Painting Pictures, his debut studio album released in March, is colored by his time on the streets. Myriad drug, sex, and gun references fill the record, highlighted best on his dark, twice-platinum single about serving jail time (“Tunnel Vision”). It’s certainly biographical: The rapper born Dieuson Octave has been in and out of jail throughout his teenage years for armed robbery, possession of cannabis, and criminal sexual conduct. (Notably, he still has the support of Atlantic Records, which released the full-length while he was in jail earlier this year.)
The prolific, Drake-approved rapper has the ears of millions, regardless of whether a VMA win is in the cards. He just needs to stay out of legal trouble.
Yes, Noah Cyrus is Miley’s younger sister. At just 17 years old, she’s also a veritable pop riser in her own right. Down-to-earth vocals mesh with acoustic guitar on “I’m Stuck,” and her fervent spirit shows through big alt-pop production on “Make Me (Cry).” We’d much prefer if she’d stick to the former, but we expect that she’s exploring it all.
She’s set to break out this fall: She’s secured an opening slot on Katy Perry’s tour and her debut record NC-17 is likely on its way before the end of 2017. It sounds like it’ll have some diversity, featuring a country song and an “electronics-driven ode to adolescent apathy” according to a Billboard report.
The jury’s out on whether she’ll have even a fraction of cultural impact as her sister. She is trying to distance herself from Miley, though, telling Billboard “I’m doing my thing, and Miley’s doing hers.”
SZA is more than the bedroom R&B swooners that fill her debut full-length Cntrl. Soul permeates through the record, whether it’s the revealing, flowing “Supermodel,” or the unapologetic jam “Love Galore” (feat. Travis Scott). Themes of love run through Cntrl, but it’s a thoughtful (albeit sometimes unusual) sense of love.

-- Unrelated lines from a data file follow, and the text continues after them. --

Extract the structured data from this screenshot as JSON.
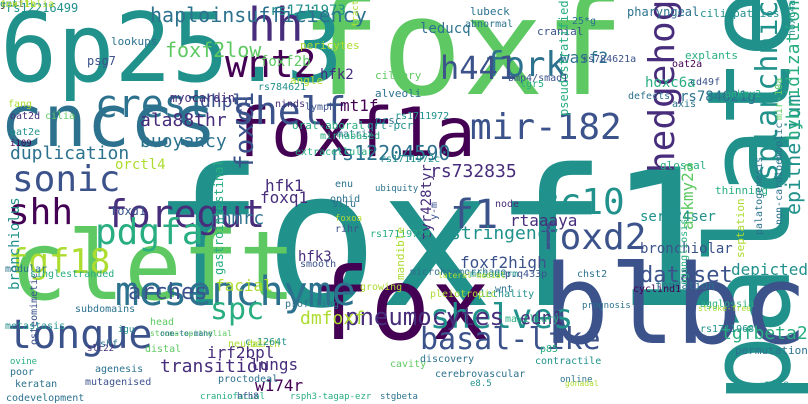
{
  "palette": {
    "background": "#ffffff",
    "colors": [
      "#440154",
      "#472d7b",
      "#3b528b",
      "#2c728e",
      "#21918c",
      "#28ae80",
      "#5ec962",
      "#addc30",
      "#fde725"
    ]
  },
  "words": [
    {
      "text": "foxf1",
      "c": 4
    },
    {
      "text": "foxf",
      "c": 6
    },
    {
      "text": "6p25.3",
      "c": 4
    },
    {
      "text": "palate",
      "c": 4
    },
    {
      "text": "cleft",
      "c": 6
    },
    {
      "text": "blbc",
      "c": 2
    },
    {
      "text": "fox",
      "c": 0
    },
    {
      "text": "foxf1a",
      "c": 0
    },
    {
      "text": "cnccs",
      "c": 3
    },
    {
      "text": "mesenchyme",
      "c": 3
    },
    {
      "text": "tongue",
      "c": 2
    },
    {
      "text": "hedgehog",
      "c": 1
    },
    {
      "text": "foregut",
      "c": 1
    },
    {
      "text": "mir-182",
      "c": 2
    },
    {
      "text": "shelf",
      "c": 2
    },
    {
      "text": "wnt2",
      "c": 0
    },
    {
      "text": "crest",
      "c": 3
    },
    {
      "text": "hh",
      "c": 1
    },
    {
      "text": "fork",
      "c": 3
    },
    {
      "text": "h441",
      "c": 2
    },
    {
      "text": "cc10",
      "c": 4
    },
    {
      "text": "foxd2",
      "c": 2
    },
    {
      "text": "f1",
      "c": 2
    },
    {
      "text": "sonic",
      "c": 2
    },
    {
      "text": "shh",
      "c": 0
    },
    {
      "text": "pdgfa",
      "c": 5
    },
    {
      "text": "fgf18",
      "c": 7
    },
    {
      "text": "foxc1",
      "c": 2
    },
    {
      "text": "shelves",
      "c": 4
    },
    {
      "text": "basal-like",
      "c": 2
    },
    {
      "text": "splanchnic",
      "c": 4
    },
    {
      "text": "spc",
      "c": 5
    },
    {
      "text": "pneumocytes",
      "c": 1
    },
    {
      "text": "arches",
      "c": 2
    },
    {
      "text": "dataset",
      "c": 2
    },
    {
      "text": "haploinsufficiency",
      "c": 3
    },
    {
      "text": "foxf2low",
      "c": 6
    },
    {
      "text": "epithelium",
      "c": 4
    },
    {
      "text": "hybridization",
      "c": 5
    },
    {
      "text": "duplication",
      "c": 3
    },
    {
      "text": "buoyancy",
      "c": 3
    },
    {
      "text": "ala88thr",
      "c": 1
    },
    {
      "text": "rs12204590",
      "c": 3
    },
    {
      "text": "rs732835",
      "c": 1
    },
    {
      "text": "stringency",
      "c": 4
    },
    {
      "text": "tgfbeta2",
      "c": 5
    },
    {
      "text": "edn1",
      "c": 1
    },
    {
      "text": "dmfoxf",
      "c": 7
    },
    {
      "text": "transition",
      "c": 1
    },
    {
      "text": "irf2bpl",
      "c": 1
    },
    {
      "text": "lungs",
      "c": 1
    },
    {
      "text": "w174r",
      "c": 0
    },
    {
      "text": "nhmrc",
      "c": 3
    },
    {
      "text": "facial",
      "c": 7
    },
    {
      "text": "ankmy2a",
      "c": 6
    },
    {
      "text": "foxf2high",
      "c": 2
    },
    {
      "text": "hfk1",
      "c": 1
    },
    {
      "text": "foxq1",
      "c": 1
    },
    {
      "text": "dhplc",
      "c": 2
    },
    {
      "text": "mt1f",
      "c": 0
    },
    {
      "text": "hfk2",
      "c": 1
    },
    {
      "text": "rs1711973",
      "c": 4
    },
    {
      "text": "rs12216499",
      "c": 4
    },
    {
      "text": "myocardin",
      "c": 1
    },
    {
      "text": "foxf2b",
      "c": 6
    },
    {
      "text": "leducq",
      "c": 3
    },
    {
      "text": "wasf2",
      "c": 3
    },
    {
      "text": "hoxc6a",
      "c": 5
    },
    {
      "text": "rs784621g",
      "c": 3
    },
    {
      "text": "rtaaaya",
      "c": 1
    },
    {
      "text": "orctl4",
      "c": 7
    },
    {
      "text": "gastrointestinal",
      "c": 5
    },
    {
      "text": "tyr428tyr",
      "c": 1
    },
    {
      "text": "ser424ser",
      "c": 4
    },
    {
      "text": "bronchiolar",
      "c": 2
    },
    {
      "text": "bronchiolus",
      "c": 4
    },
    {
      "text": "foxd1",
      "c": 2
    },
    {
      "text": "hfk3",
      "c": 1
    },
    {
      "text": "depicted",
      "c": 4
    },
    {
      "text": "cerebrovascular",
      "c": 3
    },
    {
      "text": "pharyngeal",
      "c": 3
    },
    {
      "text": "ciliopathies",
      "c": 4
    },
    {
      "text": "ciliary",
      "c": 6
    },
    {
      "text": "alveoli",
      "c": 3
    },
    {
      "text": "explants",
      "c": 5
    },
    {
      "text": "angle",
      "c": 7
    },
    {
      "text": "pericytes",
      "c": 7
    },
    {
      "text": "lubeck",
      "c": 3
    },
    {
      "text": "cranial",
      "c": 2
    },
    {
      "text": "abnormal",
      "c": 3
    },
    {
      "text": "oral-aboral",
      "c": 5
    },
    {
      "text": "extracellular",
      "c": 5
    },
    {
      "text": "matrix",
      "c": 3
    },
    {
      "text": "lymph",
      "c": 2
    },
    {
      "text": "ninds",
      "c": 1
    },
    {
      "text": "lookups",
      "c": 3
    },
    {
      "text": "psg7",
      "c": 2
    },
    {
      "text": "prsc",
      "c": 3
    },
    {
      "text": "qrt-pcr",
      "c": 4
    },
    {
      "text": "pseudostratified",
      "c": 5
    },
    {
      "text": "bmp4/smad1",
      "c": 2
    },
    {
      "text": "defects",
      "c": 3
    },
    {
      "text": "fondation",
      "c": 3
    },
    {
      "text": "glossal",
      "c": 5
    },
    {
      "text": "thinning",
      "c": 5
    },
    {
      "text": "septation",
      "c": 7
    },
    {
      "text": "non-cardioembolic",
      "c": 3
    },
    {
      "text": "palatogenesis",
      "c": 3
    },
    {
      "text": "agangliosis",
      "c": 5
    },
    {
      "text": "permutation",
      "c": 3
    },
    {
      "text": "mtle",
      "c": 4
    },
    {
      "text": "oat2a",
      "c": 0
    },
    {
      "text": "axis",
      "c": 3
    },
    {
      "text": "ankmy2",
      "c": 5
    },
    {
      "text": "hoxc4a",
      "c": 4
    },
    {
      "text": "25*g",
      "c": 3
    },
    {
      "text": "tract",
      "c": 7
    },
    {
      "text": "rs784621",
      "c": 4
    },
    {
      "text": "rs784621a",
      "c": 2
    },
    {
      "text": "rs1711972",
      "c": 4
    },
    {
      "text": "rs1711972c",
      "c": 4
    },
    {
      "text": "rs1711972a",
      "c": 5
    },
    {
      "text": "rs1711968",
      "c": 4
    },
    {
      "text": "codevelopment",
      "c": 3
    },
    {
      "text": "lethality",
      "c": 4
    },
    {
      "text": "microhaemorrhage",
      "c": 3
    },
    {
      "text": "mandible",
      "c": 7
    },
    {
      "text": "profiling",
      "c": 3
    },
    {
      "text": "smooth",
      "c": 2
    },
    {
      "text": "proctodeal",
      "c": 3
    },
    {
      "text": "mutagenised",
      "c": 2
    },
    {
      "text": "subdomains",
      "c": 3
    },
    {
      "text": "agenesis",
      "c": 3
    },
    {
      "text": "agglossia",
      "c": 5
    },
    {
      "text": "craniofacial",
      "c": 5
    },
    {
      "text": "osteomimetic",
      "c": 2
    },
    {
      "text": "metastasis",
      "c": 4
    },
    {
      "text": "modular",
      "c": 3
    },
    {
      "text": "singlestranded",
      "c": 5
    },
    {
      "text": "mesoderm",
      "c": 4
    },
    {
      "text": "p.q433p",
      "c": 2
    },
    {
      "text": "chst2",
      "c": 3
    },
    {
      "text": "cyclind1",
      "c": 0
    },
    {
      "text": "contractile",
      "c": 4
    },
    {
      "text": "discovery",
      "c": 3
    },
    {
      "text": "maxillary",
      "c": 5
    },
    {
      "text": "cavity",
      "c": 6
    },
    {
      "text": "growing",
      "c": 7
    },
    {
      "text": "birth",
      "c": 7
    },
    {
      "text": "poor",
      "c": 3
    },
    {
      "text": "distal",
      "c": 6
    },
    {
      "text": "head",
      "c": 6
    },
    {
      "text": "shf",
      "c": 3
    },
    {
      "text": "keratan",
      "c": 3
    },
    {
      "text": "online",
      "c": 3
    },
    {
      "text": "e8.5",
      "c": 4
    },
    {
      "text": "hfh8",
      "c": 2
    },
    {
      "text": "rsph3-tagap-ezr",
      "c": 5
    },
    {
      "text": "stgbeta",
      "c": 3
    },
    {
      "text": "c.1264t",
      "c": 4
    },
    {
      "text": "enu",
      "c": 3
    },
    {
      "text": "ophid",
      "c": 3
    },
    {
      "text": "rihr",
      "c": 2
    },
    {
      "text": "slc22",
      "c": 1
    },
    {
      "text": "igu",
      "c": 4
    },
    {
      "text": "situ",
      "c": 3
    },
    {
      "text": "node",
      "c": 1
    },
    {
      "text": "wnt",
      "c": 3
    },
    {
      "text": "p85",
      "c": 5
    },
    {
      "text": "prognosis",
      "c": 3
    },
    {
      "text": "lgr5",
      "c": 5
    },
    {
      "text": "cd49f",
      "c": 2
    },
    {
      "text": "fang",
      "c": 7
    },
    {
      "text": "cilia",
      "c": 6
    },
    {
      "text": "oat2d",
      "c": 1
    },
    {
      "text": "oat2e",
      "c": 4
    },
    {
      "text": "i109",
      "c": 0
    },
    {
      "text": "mirnabased",
      "c": 5
    },
    {
      "text": "pleiotropic",
      "c": 7
    },
    {
      "text": "mir-10a",
      "c": 6
    },
    {
      "text": "y-m",
      "c": 2
    },
    {
      "text": "stroma-epithelial",
      "c": 6
    },
    {
      "text": "one-to-many",
      "c": 3
    },
    {
      "text": "lateral-medial",
      "c": 7
    },
    {
      "text": "stroke-free",
      "c": 7
    },
    {
      "text": "gonadal",
      "c": 7
    },
    {
      "text": "ubiquity",
      "c": 3
    },
    {
      "text": "neural",
      "c": 7
    },
    {
      "text": "ovine",
      "c": 5
    },
    {
      "text": "foxoa",
      "c": 7
    },
    {
      "text": "genitalia",
      "c": 7
    },
    {
      "text": "j.-t",
      "c": 1
    },
    {
      "text": "emt",
      "c": 4
    },
    {
      "text": "foxf1b",
      "c": 7
    }
  ]
}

“‘Supermodel’ is a personal goal. I wanted to just do like a stream-of-consciousness song from the top, to just freestyle something that flowed out of my body,” the artist born Solana Imani Rowe, who is signed to Kendrick Lamar’s Top Dawg Entertainment, told Vulture. “With ‘Doves in the Wind,’ I wanted to talk shit.’”
That’s pretty much what we thought when we heard Cntrl. We’re not sure if it’s enough to push the proverbial VMA best new artist envelope, but we’re sure that this isn’t the last you’ll be hearing of SZA.
“OOOUUU” broke Brooklyn rapper Young M.A. onto the national scene last year in a big way—and she did it without major music biz support. She self-released the single, which she calls a “feel-good record,” last year. Since, it’s been remixed by Nicki Minaj, French Montana, Jadakiss, and A$AP Ferg. Just five months after its release, she was already performing onstage at a Beyoncé stadium show in New Jersey.
“OOOUUU” is an ode to a living large. It’s representative of her 2017 EP Herstory, which finds her gulping down Hennessey, recounting her life on the streets, and dating women. Her gritty lyrics—she calls 50 Cent (who has also remixed “OOOUUU”) one of her inspirations—and her uncompromising attitude have propelled her forward.
She’s the cool, outspoken lady of the VMA best new artist nominees. She may be too provocative for MTV circa 2017, but she’s certainly an artist to watch.